A Biden Problem Foot in Mouth - ABC News
So, are you suggesting he isn't speaking of Obama, when he says African American? And since you seem to think this is so innocuous, I am sure you have video or audio, of his calling white candidates through the years as clean and articulate, right? And your making a statement about gaffe news does '-t in anyway lessen his words. Above also find an abc article about this 'gaffe'.
Donna Brasile "When I HEARD his comments, I thought Joe Biden was referring to about a bygone era. " "Years ago when white folks referred to black people with an education, they often used words like 'articulate'. To suggest they were different, acceptable."
Are you going to continue to deny what he meant?
Biden s description of Obama draws scrutiny - CNN.com
Come on, Pogo, please.
Dude, how can you POSSIBLY not know that was what Joe Biden said about Barack Obama? Do you live under a large rock and only emerge to post here before going back underground?
Already covered. Try actually
reading the thread...
Again, I'm already well familiar with the quote. I also know the context -- which is carefully avoided around here -- that he's talking about the field of Presidential candidates specifically. Even your video above says that.

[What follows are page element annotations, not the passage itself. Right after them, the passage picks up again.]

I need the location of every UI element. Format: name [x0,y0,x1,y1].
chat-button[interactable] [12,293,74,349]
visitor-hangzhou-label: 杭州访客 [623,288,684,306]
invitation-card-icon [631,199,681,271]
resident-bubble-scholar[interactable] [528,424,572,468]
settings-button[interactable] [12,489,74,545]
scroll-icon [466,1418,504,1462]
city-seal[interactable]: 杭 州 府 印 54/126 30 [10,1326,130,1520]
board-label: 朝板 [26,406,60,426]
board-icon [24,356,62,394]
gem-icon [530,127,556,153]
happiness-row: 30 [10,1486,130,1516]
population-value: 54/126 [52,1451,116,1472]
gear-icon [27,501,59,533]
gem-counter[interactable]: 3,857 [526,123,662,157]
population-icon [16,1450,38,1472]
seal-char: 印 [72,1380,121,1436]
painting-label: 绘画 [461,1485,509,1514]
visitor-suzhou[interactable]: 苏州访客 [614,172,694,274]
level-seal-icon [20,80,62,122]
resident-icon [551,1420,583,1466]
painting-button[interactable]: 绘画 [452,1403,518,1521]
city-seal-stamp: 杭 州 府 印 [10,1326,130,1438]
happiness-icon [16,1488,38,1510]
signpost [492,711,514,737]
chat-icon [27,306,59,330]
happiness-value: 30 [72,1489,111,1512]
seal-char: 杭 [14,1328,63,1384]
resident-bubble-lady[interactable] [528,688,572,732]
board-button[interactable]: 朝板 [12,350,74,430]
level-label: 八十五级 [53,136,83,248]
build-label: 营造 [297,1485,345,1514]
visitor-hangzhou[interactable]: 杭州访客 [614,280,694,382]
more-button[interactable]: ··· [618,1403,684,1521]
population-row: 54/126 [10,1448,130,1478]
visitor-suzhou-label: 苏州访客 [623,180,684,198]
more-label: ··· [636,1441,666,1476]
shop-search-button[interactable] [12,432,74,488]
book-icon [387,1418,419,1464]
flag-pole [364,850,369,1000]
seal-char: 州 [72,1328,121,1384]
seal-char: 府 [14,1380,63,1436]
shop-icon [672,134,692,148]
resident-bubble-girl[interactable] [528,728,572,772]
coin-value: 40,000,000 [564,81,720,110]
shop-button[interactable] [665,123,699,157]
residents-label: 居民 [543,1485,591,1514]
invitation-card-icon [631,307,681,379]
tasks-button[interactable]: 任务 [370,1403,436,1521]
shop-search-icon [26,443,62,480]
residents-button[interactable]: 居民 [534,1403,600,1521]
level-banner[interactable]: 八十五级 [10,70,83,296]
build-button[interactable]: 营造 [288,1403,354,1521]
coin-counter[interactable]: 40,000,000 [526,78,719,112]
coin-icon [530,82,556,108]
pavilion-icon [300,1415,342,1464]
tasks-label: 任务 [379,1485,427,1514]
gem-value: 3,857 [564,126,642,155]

What I'm asking is for anyone to point out where the racism in the words is. And that can't be done, ergo the claim is bullshit.
And I'm sorry, somebody calling itself "Gaffe News" and making a YouTube video doesn't make a bullshit point into a real one. It's either real, or it ain't. This one is the latter.
I'm not arrogant enough to sit on the internet and pontificate about "what he meant" but I have never denied what the words
mean. Quite the contrary. Again, he's speaking about the field at the time of candidates in terms of their saleability -- their image. Nor does he at any point say, indicate or imply that "black people are not clean" -- and if he had said or meant that, the statement would have
contradicted itself. Think about it.
Joe Biden's speech is raw, abjectly colloquial and unpretentious. "Working class" if you will. It's evident right in that quote -- "that's storybook, man". He speaks like a baseball announcer. The pretentious part is the rest of y'all trying to foist different values on the speech style than it had when the speaker put it out.
George W. Bush does the same thing. It's a casual colloquial style. Stop trying to pretend it's something else.